Accuracy of different methods on a subset of MedQA
In addition, the research team carried out ablation experimental verification, and the results showed that both the examples accumulated from the successes and the lessons learned from the failures can help improve the medical capabilities of the model.
Ablation assay performance of MedAgent-Zero
In summary, this research work constructs the first virtual hospital scenario, Agent Hospital, and proposes MedAgent-Zero, a medical agent evolution algorithm that does not rely on artificial data annotation. The experimental results of virtual data and real data preliminarily verify the effectiveness of the simulation environment for the improvement of medical agent capabilities, and propose new solutions for the application of artificial intelligence, especially large language models and agent technology in smart medical scenarios. However, there are still some limitations in this research work, and in the future, the team will continue to improve and optimize the disease types covered, the meticulousness of the simulation environment, and the selection and optimization of the model base.

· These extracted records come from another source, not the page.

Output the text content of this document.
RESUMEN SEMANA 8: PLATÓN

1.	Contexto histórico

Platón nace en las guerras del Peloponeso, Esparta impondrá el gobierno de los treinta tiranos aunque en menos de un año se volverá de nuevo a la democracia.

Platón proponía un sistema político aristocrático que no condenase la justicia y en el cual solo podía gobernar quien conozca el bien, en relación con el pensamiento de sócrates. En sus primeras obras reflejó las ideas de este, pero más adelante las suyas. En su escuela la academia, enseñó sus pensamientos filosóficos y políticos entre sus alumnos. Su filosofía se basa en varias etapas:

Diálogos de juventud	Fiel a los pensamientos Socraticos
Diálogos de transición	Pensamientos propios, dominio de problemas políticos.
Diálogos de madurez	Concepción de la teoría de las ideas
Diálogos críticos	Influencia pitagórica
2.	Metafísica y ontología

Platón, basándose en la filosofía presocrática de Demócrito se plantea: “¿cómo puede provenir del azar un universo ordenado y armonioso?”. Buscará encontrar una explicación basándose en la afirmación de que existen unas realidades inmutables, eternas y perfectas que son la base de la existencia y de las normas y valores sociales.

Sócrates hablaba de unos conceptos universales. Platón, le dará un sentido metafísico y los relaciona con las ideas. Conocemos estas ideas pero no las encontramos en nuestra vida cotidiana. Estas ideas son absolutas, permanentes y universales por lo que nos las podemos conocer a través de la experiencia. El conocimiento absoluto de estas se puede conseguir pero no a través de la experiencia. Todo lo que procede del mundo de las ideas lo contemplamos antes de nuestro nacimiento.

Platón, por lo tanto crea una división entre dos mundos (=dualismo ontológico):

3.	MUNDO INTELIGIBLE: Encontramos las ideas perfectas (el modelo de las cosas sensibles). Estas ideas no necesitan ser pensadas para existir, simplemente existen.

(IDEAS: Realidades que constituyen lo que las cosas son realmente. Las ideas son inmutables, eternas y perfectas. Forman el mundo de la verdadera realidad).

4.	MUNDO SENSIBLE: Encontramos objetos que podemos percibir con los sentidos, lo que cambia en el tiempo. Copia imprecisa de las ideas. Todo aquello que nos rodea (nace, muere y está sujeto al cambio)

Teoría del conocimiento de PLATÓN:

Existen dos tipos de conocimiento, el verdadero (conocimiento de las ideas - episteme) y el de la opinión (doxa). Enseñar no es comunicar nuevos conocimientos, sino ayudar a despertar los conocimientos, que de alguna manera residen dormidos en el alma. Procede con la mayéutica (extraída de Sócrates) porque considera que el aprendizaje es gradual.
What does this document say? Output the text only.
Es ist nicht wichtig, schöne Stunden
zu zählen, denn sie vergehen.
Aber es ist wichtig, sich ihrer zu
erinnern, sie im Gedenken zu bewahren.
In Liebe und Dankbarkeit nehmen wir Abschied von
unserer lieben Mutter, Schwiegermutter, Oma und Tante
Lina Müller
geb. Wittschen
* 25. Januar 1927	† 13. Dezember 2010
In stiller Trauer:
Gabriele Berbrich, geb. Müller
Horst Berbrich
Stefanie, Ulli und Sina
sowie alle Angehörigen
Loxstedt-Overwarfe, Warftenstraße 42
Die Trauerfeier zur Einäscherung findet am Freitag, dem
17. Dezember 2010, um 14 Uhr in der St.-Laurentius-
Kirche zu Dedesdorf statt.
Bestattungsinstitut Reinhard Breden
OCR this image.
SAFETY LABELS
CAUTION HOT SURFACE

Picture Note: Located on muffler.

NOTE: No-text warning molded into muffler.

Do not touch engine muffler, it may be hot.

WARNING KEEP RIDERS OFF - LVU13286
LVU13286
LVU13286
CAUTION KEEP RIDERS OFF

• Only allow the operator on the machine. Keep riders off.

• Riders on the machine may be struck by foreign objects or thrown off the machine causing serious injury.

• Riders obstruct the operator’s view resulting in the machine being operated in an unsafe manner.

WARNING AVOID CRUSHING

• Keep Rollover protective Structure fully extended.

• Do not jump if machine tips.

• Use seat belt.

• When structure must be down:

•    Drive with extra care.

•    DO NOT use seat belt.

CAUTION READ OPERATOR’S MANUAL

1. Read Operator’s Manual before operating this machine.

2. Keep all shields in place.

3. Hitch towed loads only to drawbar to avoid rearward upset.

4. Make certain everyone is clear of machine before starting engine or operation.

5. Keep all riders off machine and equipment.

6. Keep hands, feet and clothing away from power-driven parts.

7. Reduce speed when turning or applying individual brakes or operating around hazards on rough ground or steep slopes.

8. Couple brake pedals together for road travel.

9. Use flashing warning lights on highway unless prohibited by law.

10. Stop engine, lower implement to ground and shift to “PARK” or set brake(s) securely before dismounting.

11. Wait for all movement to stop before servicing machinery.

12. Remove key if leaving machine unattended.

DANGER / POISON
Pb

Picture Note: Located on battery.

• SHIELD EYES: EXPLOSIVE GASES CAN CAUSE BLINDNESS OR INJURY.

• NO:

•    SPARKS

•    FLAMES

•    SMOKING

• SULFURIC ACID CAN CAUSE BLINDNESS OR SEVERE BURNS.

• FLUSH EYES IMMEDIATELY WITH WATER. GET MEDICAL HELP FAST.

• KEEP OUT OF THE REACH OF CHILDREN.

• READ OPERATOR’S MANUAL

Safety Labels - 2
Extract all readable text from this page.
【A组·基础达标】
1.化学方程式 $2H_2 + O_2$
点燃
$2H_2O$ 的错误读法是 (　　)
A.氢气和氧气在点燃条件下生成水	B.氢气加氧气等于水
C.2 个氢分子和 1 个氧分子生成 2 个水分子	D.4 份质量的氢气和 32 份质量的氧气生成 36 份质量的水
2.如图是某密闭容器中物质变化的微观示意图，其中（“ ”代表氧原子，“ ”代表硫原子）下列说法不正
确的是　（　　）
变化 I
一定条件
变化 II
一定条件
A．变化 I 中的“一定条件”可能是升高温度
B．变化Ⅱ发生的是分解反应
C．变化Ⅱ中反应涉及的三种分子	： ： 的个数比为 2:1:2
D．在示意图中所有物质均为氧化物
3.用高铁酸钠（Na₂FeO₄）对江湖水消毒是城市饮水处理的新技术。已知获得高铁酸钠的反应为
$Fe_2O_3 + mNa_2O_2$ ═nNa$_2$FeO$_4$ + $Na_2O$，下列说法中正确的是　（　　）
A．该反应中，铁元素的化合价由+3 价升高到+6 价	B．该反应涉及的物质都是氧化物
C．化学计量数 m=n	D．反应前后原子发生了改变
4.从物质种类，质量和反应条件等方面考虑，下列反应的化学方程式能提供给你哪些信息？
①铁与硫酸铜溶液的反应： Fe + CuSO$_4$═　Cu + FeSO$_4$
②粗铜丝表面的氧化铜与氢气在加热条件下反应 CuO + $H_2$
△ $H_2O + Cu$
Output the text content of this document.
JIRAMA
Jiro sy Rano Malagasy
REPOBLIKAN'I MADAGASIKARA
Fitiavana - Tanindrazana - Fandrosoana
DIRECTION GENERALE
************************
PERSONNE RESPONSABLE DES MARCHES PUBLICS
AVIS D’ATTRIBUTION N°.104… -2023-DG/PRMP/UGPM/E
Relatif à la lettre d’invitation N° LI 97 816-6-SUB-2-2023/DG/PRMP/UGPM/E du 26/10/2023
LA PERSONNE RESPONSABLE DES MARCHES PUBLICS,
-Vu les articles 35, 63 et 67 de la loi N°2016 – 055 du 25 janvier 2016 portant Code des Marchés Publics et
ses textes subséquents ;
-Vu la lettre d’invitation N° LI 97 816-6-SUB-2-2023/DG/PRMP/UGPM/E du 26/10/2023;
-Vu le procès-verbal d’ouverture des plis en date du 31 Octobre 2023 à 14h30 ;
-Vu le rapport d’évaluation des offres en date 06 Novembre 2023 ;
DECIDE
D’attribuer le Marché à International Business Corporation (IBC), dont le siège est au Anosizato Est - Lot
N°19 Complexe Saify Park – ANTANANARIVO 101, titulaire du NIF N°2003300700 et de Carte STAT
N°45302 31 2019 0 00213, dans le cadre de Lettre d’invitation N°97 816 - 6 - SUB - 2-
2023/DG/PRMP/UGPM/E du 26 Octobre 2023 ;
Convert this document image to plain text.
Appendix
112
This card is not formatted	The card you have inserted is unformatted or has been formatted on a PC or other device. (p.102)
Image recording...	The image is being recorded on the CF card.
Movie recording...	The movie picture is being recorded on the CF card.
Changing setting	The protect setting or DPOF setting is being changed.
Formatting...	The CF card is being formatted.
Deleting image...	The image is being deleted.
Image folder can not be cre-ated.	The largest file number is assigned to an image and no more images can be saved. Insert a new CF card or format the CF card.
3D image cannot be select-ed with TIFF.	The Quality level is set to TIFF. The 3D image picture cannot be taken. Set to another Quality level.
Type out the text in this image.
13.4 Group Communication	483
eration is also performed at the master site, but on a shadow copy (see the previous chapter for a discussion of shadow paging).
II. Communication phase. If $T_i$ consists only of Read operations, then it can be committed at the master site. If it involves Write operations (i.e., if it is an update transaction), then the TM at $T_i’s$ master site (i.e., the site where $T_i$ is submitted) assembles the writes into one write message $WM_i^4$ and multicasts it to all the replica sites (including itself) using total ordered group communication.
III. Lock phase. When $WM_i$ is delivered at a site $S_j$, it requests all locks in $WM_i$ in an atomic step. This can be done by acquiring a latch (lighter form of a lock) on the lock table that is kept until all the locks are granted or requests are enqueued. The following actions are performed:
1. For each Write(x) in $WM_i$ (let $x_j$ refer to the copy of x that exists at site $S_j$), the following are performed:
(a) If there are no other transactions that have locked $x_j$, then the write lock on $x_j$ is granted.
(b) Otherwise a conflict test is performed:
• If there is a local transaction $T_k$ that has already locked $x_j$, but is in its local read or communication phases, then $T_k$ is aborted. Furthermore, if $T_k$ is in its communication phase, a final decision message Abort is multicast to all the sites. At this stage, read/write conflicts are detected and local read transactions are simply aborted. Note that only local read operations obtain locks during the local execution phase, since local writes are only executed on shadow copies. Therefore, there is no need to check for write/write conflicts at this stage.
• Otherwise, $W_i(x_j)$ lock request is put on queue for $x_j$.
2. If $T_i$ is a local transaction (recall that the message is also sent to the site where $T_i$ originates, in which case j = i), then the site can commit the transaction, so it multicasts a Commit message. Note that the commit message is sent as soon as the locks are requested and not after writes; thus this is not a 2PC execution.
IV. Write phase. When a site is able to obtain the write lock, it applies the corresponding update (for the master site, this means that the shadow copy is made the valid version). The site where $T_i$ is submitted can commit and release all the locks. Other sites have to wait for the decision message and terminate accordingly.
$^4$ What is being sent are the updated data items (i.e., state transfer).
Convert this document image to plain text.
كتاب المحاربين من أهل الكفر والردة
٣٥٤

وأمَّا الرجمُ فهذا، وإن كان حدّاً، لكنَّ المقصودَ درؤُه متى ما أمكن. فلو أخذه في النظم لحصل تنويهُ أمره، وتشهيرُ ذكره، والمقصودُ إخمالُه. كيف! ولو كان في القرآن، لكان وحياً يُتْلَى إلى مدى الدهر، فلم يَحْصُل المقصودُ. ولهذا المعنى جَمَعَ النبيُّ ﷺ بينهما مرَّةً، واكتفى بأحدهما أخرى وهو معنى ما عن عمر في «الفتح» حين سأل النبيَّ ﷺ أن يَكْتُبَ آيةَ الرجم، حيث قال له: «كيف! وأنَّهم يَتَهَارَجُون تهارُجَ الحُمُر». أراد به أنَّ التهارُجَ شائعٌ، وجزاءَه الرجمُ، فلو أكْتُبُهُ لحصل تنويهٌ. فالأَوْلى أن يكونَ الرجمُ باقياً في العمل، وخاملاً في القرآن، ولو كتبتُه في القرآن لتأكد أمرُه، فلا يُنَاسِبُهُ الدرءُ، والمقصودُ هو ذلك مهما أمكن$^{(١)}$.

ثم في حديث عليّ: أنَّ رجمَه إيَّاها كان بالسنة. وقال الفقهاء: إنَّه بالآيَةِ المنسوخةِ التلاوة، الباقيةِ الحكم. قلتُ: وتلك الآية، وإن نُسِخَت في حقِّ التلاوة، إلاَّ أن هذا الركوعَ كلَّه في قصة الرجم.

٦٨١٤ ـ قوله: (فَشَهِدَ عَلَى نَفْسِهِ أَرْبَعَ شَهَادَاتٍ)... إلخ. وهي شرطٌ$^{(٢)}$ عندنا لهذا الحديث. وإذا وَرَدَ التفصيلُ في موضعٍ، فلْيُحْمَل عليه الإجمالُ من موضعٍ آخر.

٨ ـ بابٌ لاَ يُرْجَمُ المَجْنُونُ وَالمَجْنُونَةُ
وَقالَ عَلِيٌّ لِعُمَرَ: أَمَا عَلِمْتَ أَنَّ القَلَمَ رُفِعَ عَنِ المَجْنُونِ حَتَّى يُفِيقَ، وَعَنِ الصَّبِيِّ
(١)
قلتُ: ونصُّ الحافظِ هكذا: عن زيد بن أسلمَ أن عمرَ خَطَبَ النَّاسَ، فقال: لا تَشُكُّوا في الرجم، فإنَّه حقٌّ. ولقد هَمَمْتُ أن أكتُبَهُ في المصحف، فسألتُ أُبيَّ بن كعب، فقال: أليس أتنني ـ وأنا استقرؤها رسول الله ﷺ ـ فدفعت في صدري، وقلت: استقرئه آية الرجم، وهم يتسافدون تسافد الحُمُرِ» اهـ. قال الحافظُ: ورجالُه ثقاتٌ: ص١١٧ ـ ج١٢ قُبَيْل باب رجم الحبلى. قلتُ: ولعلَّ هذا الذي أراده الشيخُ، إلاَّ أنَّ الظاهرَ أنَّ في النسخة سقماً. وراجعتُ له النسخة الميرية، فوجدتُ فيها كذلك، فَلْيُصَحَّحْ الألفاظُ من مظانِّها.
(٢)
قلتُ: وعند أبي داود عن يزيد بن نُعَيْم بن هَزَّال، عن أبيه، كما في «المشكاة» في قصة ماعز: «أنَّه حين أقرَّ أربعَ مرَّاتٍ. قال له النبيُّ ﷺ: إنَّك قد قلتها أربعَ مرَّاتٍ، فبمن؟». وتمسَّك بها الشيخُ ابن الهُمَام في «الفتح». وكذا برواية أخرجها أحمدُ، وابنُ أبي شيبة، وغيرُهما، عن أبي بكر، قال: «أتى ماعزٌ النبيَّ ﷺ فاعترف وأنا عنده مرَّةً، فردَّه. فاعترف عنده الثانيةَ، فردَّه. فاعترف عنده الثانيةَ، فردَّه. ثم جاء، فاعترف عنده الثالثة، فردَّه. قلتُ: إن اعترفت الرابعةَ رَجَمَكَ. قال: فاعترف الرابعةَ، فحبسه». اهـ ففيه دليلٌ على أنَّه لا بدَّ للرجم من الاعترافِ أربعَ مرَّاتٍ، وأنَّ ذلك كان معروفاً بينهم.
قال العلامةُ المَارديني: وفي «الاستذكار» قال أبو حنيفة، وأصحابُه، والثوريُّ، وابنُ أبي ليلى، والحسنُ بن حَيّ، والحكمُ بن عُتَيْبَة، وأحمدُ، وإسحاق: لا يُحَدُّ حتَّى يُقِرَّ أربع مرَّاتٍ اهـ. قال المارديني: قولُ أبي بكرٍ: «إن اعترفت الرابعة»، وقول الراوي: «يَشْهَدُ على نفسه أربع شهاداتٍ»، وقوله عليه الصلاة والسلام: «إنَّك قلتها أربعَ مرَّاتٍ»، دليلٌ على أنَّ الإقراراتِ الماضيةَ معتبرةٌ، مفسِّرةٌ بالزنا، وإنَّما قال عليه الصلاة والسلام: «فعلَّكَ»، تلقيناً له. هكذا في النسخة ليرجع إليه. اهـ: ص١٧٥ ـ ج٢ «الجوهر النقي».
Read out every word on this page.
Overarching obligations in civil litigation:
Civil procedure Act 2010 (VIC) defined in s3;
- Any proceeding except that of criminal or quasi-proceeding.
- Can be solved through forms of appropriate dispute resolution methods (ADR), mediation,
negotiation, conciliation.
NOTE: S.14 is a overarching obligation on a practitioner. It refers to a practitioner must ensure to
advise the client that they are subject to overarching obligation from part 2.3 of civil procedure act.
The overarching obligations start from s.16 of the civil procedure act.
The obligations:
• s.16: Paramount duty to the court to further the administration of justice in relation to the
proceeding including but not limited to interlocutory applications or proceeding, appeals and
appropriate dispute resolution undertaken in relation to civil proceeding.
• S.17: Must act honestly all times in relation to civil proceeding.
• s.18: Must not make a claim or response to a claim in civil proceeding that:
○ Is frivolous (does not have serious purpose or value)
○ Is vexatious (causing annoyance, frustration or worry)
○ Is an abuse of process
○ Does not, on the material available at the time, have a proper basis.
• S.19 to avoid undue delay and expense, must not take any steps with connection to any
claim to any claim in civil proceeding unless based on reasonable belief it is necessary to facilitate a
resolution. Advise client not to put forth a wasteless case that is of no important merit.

About the corresponding author
Ma Weizhi, an assistant researcher at the Institute of Intelligent Industry (AIR) of Tsinghua University, was selected as the "Young Talent Lifting Project" of the China Association for Science and Technology. His research interests include intelligent information acquisition and intelligent medical care. Personal homepage: mawz12.github.io.
Liu Yang is Professor of GDS, Executive Dean of the Institute of Intelligent Industry (AIR), Deputy Dean of the Department of Computer Science, Tsinghua University, and winner of the National Fund for Distinguished Young Scholars. His research interests include artificial intelligence, natural language processing and smart medicine. Personal homepage: nlp.csai.tsinghua.edu.cn/~ly.